My customers were Chinese, and I knew many of them: the young men in pressed suits and pants, the modern girls in leather shoes and fitted dresses, the thick-bellied businessmen who recently doubled their wealth by some dubious means, the Western-universities-educated architects with glasses, and even Mr. Zhang, a gangster, who had a habit of spinning a folded pocketknife in his hand. There were also Nationalist turncoats, toadies to the Japanese, nameless assassins, and Communist spies.

They all came for their own reasons, but I would like to think they craved jazz, the foreign music of love and yearning that puritans criticized as erotic and dirty, and the waltz and tango that the traditional stoic men derided as immoral and indecent. And most importantly, they all had money. For entertainment in my ballroom was not cheap: an hour’s rate cost more than a meal for many families and a drink more than a week’s wage for many laborers. But with a fallen Shanghai, many shuttered businesses, rampant diseases, beheadings, assassinations, and daily shootings on the street, what else could you do to feel alive other than dancing and singing some songs from your heart?

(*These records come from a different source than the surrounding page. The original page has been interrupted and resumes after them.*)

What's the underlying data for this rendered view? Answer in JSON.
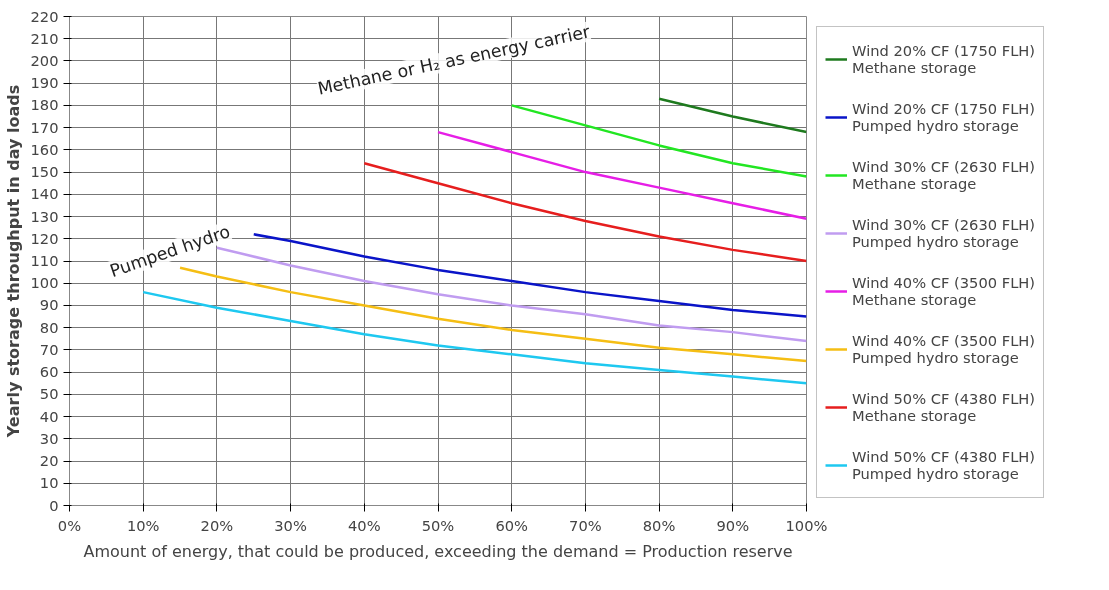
{
  "chart_data": {
    "type": "line",
    "xlabel": "Amount of energy, that could be produced, exceeding the demand = Production reserve",
    "ylabel": "Yearly storage throughput in day loads",
    "annotations": [
      "Pumped hydro",
      "Methane or H₂ as energy carrier"
    ],
    "xlim": [
      0,
      100
    ],
    "ylim": [
      0,
      220
    ],
    "xticks": [
      {
        "value": 0,
        "label": "0%"
      },
      {
        "value": 10,
        "label": "10%"
      },
      {
        "value": 20,
        "label": "20%"
      },
      {
        "value": 30,
        "label": "30%"
      },
      {
        "value": 40,
        "label": "40%"
      },
      {
        "value": 50,
        "label": "50%"
      },
      {
        "value": 60,
        "label": "60%"
      },
      {
        "value": 70,
        "label": "70%"
      },
      {
        "value": 80,
        "label": "80%"
      },
      {
        "value": 90,
        "label": "90%"
      },
      {
        "value": 100,
        "label": "100%"
      }
    ],
    "yticks": [
      0,
      10,
      20,
      30,
      40,
      50,
      60,
      70,
      80,
      90,
      100,
      110,
      120,
      130,
      140,
      150,
      160,
      170,
      180,
      190,
      200,
      210,
      220
    ],
    "grid": true,
    "legend": "right",
    "marker": "none",
    "line_style": "solid",
    "series": [
      {
        "name": "Wind 20% CF (1750 FLH)\nMethane storage",
        "color": "#1e7a1e",
        "x": [
          80,
          90,
          100
        ],
        "values": [
          183,
          175,
          168
        ]
      },
      {
        "name": "Wind 20% CF (1750 FLH)\nPumped hydro storage",
        "color": "#0a14c8",
        "x": [
          25,
          30,
          40,
          50,
          60,
          70,
          80,
          90,
          100
        ],
        "values": [
          122,
          119,
          112,
          106,
          101,
          96,
          92,
          88,
          85
        ]
      },
      {
        "name": "Wind 30% CF (2630 FLH)\nMethane storage",
        "color": "#22e622",
        "x": [
          60,
          70,
          80,
          90,
          100
        ],
        "values": [
          180,
          171,
          162,
          154,
          148
        ]
      },
      {
        "name": "Wind 30% CF (2630 FLH)\nPumped hydro storage",
        "color": "#c09cf0",
        "x": [
          20,
          30,
          40,
          50,
          60,
          70,
          80,
          90,
          100
        ],
        "values": [
          116,
          108,
          101,
          95,
          90,
          86,
          81,
          78,
          74
        ]
      },
      {
        "name": "Wind 40% CF (3500 FLH)\nMethane storage",
        "color": "#e61ee6",
        "x": [
          50,
          60,
          70,
          80,
          90,
          100
        ],
        "values": [
          168,
          159,
          150,
          143,
          136,
          129
        ]
      },
      {
        "name": "Wind 40% CF (3500 FLH)\nPumped hydro storage",
        "color": "#f5be14",
        "x": [
          15,
          20,
          30,
          40,
          50,
          60,
          70,
          80,
          90,
          100
        ],
        "values": [
          107,
          103,
          96,
          90,
          84,
          79,
          75,
          71,
          68,
          65
        ]
      },
      {
        "name": "Wind 50% CF (4380 FLH)\nMethane storage",
        "color": "#e61e1e",
        "x": [
          40,
          50,
          60,
          70,
          80,
          90,
          100
        ],
        "values": [
          154,
          145,
          136,
          128,
          121,
          115,
          110
        ]
      },
      {
        "name": "Wind 50% CF (4380 FLH)\nPumped hydro storage",
        "color": "#1ec8f0",
        "x": [
          10,
          20,
          30,
          40,
          50,
          60,
          70,
          80,
          90,
          100
        ],
        "values": [
          96,
          89,
          83,
          77,
          72,
          68,
          64,
          61,
          58,
          55
        ]
      }
    ]
  }
}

I tapped my leather shoes against the teak floor and swung my hips and arms, just slightly so no one would notice. I loved jazz and loved to dance, but as the owner of the nightclub, I had learned to show great restraint of my passion or some unwanted hands would find me. So I never sang, or hummed, or swayed on my own dance floor.

Customers were calling me: “Good evening, Miss Shao.”

“You look lovely, Miss Shao. Where is my favorite whiskey you promised?”

“Have you gotten my brandy yet, Miss Shao?”

I struck a pose, a nice, appealing silhouette that worked well at attracting eyeballs and helping customers spend more money. Being a young female business owner in a man’s world had taught me how to keep a balance between attracting customers’ attention and driving them away. I was good at creating an impression of affability without encouraging their approach. “Don’t you trust me? Of course, I’ll get all the drinks. Soon, very soon.”

Then nodding to a group here and waving to the dancers there, I sat at the bar. By the shimmering lights, I counted the bottles on the shelves. Sixteen. All I had. Including the cheap local rice wine, some soda, and leftover gin. They would last for three days, five at most. Then I would be out of stock, and the market had run out of soda, sorghum wine, beer, gin, and all kinds of whiskey months ago.

My business had started to decline last year, and I had been hoping to sustain it with the sale of alcohol. Now I didn’t know what to do. I had never imagined having to deal with this kind of problem. Three years ago, before the war, I was the wealthiest heiress in Shanghai with the inheritance Mother had left me, and I had never thought to manage a jazz club—working wasn’t meant for someone like me. But the Japanese bombed the city, and the coward Nationalist armies failed to protect us. Victorious, the greedy Japanese took over the city, froze my bank account, and confiscated my family’s fortune. I was poor—I was stunned. I never thought I would need to work, but to survive, I had to learn how to make money.